El Hombre de Bronce trabajó rápidamente. De un bolsillo del chaleco sacó un pequeño objeto y comenzó a verter sobre él el contenido de distintos frascos, observando cada vez el efecto producido. Por fin sonrió satisfecho. Doc Savage generalmente llevaba consigo una buena cantidad de distintos drogas, pero en esta ocasión todas ellas no habían sido suficientes. El laboratorio de Carloff Traniv le proporcionó, pues una inmejorable ocasión para obtener las que le faltaban. Unos minutos fueron suficientes para que Doc Savage preparase una solución, en cuya elaboración hubiesen invertido otros químicos, y aun el mismo Monk, varias horas.

El Hombre de Bronce llenó varias ampollas con un líquido incoloro, que acababa de elaborar. Enseguida, guardó las ampollas en el bolsillo de su chaleco, que había sido confeccionado en forma tal, que no era posible descubrirlo a primera vista.

Un minuto más tarde, Doc Savage estaba de nuevo fuera del laboratorio, corriendo por la azotea. De pronto, otra ventana llamó su atención y se aproximó a ella, mirando al interior.

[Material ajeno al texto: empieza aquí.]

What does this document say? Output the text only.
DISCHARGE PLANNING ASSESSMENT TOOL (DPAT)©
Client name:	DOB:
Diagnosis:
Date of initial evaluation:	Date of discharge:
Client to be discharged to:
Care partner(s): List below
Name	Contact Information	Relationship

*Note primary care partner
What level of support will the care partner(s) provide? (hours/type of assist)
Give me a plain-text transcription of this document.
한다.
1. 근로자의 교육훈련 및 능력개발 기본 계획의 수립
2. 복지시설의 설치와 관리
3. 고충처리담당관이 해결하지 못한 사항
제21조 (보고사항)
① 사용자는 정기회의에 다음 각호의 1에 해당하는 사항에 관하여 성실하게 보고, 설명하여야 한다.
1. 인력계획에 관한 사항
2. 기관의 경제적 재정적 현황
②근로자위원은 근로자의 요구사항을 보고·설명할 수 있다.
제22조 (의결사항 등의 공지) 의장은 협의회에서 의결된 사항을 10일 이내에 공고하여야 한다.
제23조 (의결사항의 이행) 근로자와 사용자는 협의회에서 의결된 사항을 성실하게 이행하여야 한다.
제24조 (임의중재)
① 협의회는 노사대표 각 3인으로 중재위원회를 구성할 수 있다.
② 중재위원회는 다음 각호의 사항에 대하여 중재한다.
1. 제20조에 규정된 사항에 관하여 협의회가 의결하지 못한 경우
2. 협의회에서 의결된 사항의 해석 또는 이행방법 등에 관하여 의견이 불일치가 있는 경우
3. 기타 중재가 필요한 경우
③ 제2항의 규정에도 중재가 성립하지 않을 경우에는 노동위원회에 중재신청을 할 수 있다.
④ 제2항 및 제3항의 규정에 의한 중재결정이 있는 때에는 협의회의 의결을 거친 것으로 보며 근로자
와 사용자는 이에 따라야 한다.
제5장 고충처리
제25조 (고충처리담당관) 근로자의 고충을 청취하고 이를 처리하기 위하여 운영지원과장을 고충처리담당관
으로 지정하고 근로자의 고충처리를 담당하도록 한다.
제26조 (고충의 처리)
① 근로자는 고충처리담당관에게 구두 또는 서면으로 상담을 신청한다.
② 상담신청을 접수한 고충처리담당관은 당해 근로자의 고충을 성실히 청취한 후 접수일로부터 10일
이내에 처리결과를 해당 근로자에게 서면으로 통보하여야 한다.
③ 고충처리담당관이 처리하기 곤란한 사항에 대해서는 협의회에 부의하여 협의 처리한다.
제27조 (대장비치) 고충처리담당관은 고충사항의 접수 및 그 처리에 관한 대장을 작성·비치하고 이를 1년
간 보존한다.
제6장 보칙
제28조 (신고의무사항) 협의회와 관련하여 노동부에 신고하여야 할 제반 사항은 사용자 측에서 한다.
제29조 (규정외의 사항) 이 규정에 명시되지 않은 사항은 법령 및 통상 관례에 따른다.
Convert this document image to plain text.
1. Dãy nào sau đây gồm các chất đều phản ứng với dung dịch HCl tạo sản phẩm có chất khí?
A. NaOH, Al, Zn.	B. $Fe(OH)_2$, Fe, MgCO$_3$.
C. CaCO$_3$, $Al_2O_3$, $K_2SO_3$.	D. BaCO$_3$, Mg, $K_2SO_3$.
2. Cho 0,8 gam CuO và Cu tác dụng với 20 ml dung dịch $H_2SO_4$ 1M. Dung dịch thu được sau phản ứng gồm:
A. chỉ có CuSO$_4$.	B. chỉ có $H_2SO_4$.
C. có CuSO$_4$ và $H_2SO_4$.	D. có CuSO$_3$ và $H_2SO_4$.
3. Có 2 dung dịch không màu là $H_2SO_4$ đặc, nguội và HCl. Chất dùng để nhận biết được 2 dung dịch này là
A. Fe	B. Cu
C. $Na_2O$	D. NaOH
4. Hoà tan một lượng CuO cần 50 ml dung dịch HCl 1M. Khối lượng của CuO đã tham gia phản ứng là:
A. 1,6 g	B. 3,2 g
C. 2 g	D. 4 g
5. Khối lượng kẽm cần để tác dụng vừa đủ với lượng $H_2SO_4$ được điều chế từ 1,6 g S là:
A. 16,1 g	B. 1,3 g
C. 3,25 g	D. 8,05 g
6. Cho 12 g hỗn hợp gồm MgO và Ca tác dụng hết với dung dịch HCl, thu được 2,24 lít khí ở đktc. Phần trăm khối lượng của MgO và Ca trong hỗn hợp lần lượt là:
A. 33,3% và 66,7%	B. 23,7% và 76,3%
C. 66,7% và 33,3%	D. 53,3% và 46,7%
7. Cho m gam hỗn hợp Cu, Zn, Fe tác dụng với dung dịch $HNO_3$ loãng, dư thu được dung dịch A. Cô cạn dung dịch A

Por un momento. Doc Savage no pudo creer en lo que estaba viendo.

Pecos Allbellin, que pocos minutos antes estaba desvanecido, se encontraba allí, delante de una colección de uniformes. El mismo lucía en aquellos momentos uno de esos trajes, pero no era este detalle el que más llamaba la atención de Doc Savage, sino el hecho de que el americano parecía estar acariciando un uniforme, con todos los correajes que, por su tamaño, debía pertenecer necesariamente a Traniv.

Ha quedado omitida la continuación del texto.